Nach dem Schock des 11. Septembers 2001 und dem solidarischen Elan, der auf die Attentate in New York und Washington folgte, hatten sich die Europäer mit dem Voranschreiten des Kriegs im Irak und den Übergriffen der Bush-Regierung mehr oder weniger von den Vereinigten Staaten abgekehrt. Am ersten 11. September der Obama-Ära scheint es nun, als sei das Image Amerikas im Wandel begriffen, doch nicht in dem Ausmaß, in dem es sich der neue Präsident hätte erhoffen können.

"Die Unterstützung, die dem verbündeten Amerika von der Öffentlichkeit des Alten Kontinents entgegengebracht wurde, hat sich seit dem Regierungsantritt des demokratischen Präsidenten im Januar vervierfacht", berichtet Le Monde. "Die Außenpolitik des neuen US-Präsidenten stößt bei 77% der Europäer auf Zustimmung, für George Bush gab es im Jahr 2008 nur 19%. Dies zeigt eine Umfrage, die im Juni in elf EU-Staaten sowie in der Türkei und den USA auf Initiative des amerikanischen German Marshall Fund durchgeführt wurde.

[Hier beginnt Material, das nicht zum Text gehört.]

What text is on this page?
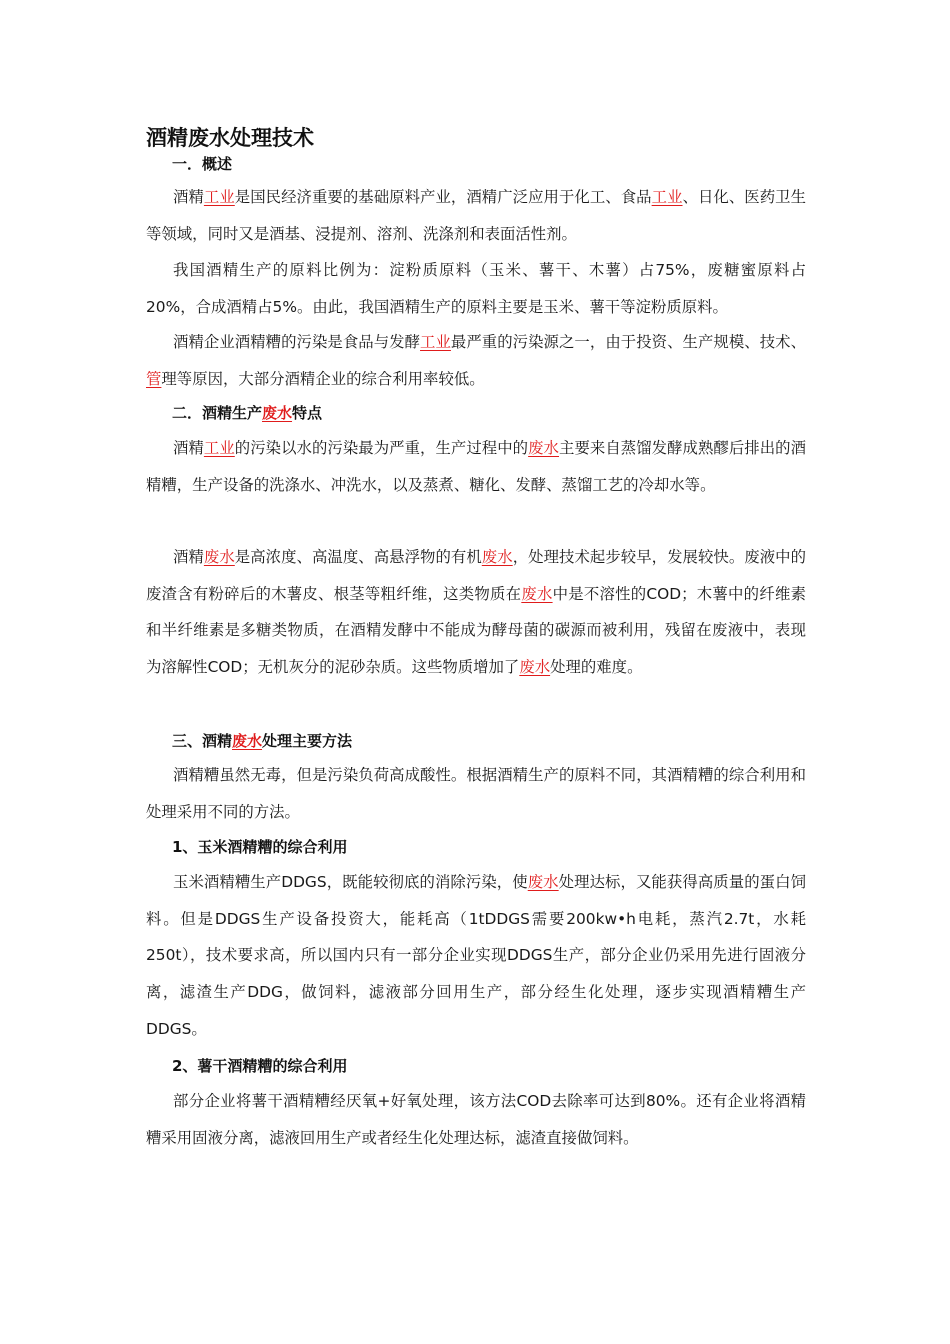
酒精废水处理技术
一．概述
酒精工业是国民经济重要的基础原料产业，酒精广泛应用于化工、食品工业、日化、医药卫生等领域，同时又是酒基、浸提剂、溶剂、洗涤剂和表面活性剂。
我国酒精生产的原料比例为：淀粉质原料（玉米、薯干、木薯）占75%，废糖蜜原料占20%，合成酒精占5%。由此，我国酒精生产的原料主要是玉米、薯干等淀粉质原料。
酒精企业酒精糟的污染是食品与发酵工业最严重的污染源之一，由于投资、生产规模、技术、管理等原因，大部分酒精企业的综合利用率较低。
二．酒精生产废水特点
酒精工业的污染以水的污染最为严重，生产过程中的废水主要来自蒸馏发酵成熟醪后排出的酒精糟，生产设备的洗涤水、冲洗水，以及蒸煮、糖化、发酵、蒸馏工艺的冷却水等。
酒精废水是高浓度、高温度、高悬浮物的有机废水，处理技术起步较早，发展较快。废液中的废渣含有粉碎后的木薯皮、根茎等粗纤维，这类物质在废水中是不溶性的COD；木薯中的纤维素和半纤维素是多糖类物质，在酒精发酵中不能成为酵母菌的碳源而被利用，残留在废液中，表现为溶解性COD；无机灰分的泥砂杂质。这些物质增加了废水处理的难度。
三、酒精废水处理主要方法
酒精糟虽然无毒，但是污染负荷高成酸性。根据酒精生产的原料不同，其酒精糟的综合利用和处理采用不同的方法。
1、玉米酒精糟的综合利用
玉米酒精糟生产DDGS，既能较彻底的消除污染，使废水处理达标，又能获得高质量的蛋白饲料。但是DDGS生产设备投资大，能耗高（1tDDGS需要200kw•h电耗，蒸汽2.7t，水耗250t），技术要求高，所以国内只有一部分企业实现DDGS生产，部分企业仍采用先进行固液分离，滤渣生产DDG，做饲料，滤液部分回用生产，部分经生化处理，逐步实现酒精糟生产DDGS。
2、薯干酒精糟的综合利用
部分企业将薯干酒精糟经厌氧+好氧处理，该方法COD去除率可达到80%。还有企业将酒精糟采用固液分离，滤液回用生产或者经生化处理达标，滤渣直接做饲料。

Diese Organisation fühlt jedes Jahr den Puls der transatlantischen Beziehungen und lieferte am Mittwoch den 9. September ihre Schlussfolgerungen für 2009 in dem Bericht'Transatlantic Trends'."

Skepsis in Osteuropa

In Deutschland ist der Prozentsatz der befragten Personen, die von Amerika ein gutes Bild haben, innerhalb eines Jahres von 12 auf 92% gestiegen. In Frankreich wuchs die Amerikanophilie von 11 auf 88% an. "Es ist Obama gelungen, praktisch die ganze europäische Unterstützung zurückzugewinnen, die George Bush verloren hatte", erklärt Ron Asmus, Geschäftsführer des German Marshall Fund der Warschauer Gazeta Wyborcza. "Doch dieser Enthusiasmus löst zwei Kommentare aus: Erstens sind Mittel- und Osteuropa den USA gegenüber weit weniger enthusiastisch eingestellt als der Rest Europas. Zweitend bedeutet dieses steigende Vertrauen nicht, dass Europa und die USA nun in jeder Beziehung gleich dächten, zum Beispiel in Bezug auf den Iran oder auf Afghanistan."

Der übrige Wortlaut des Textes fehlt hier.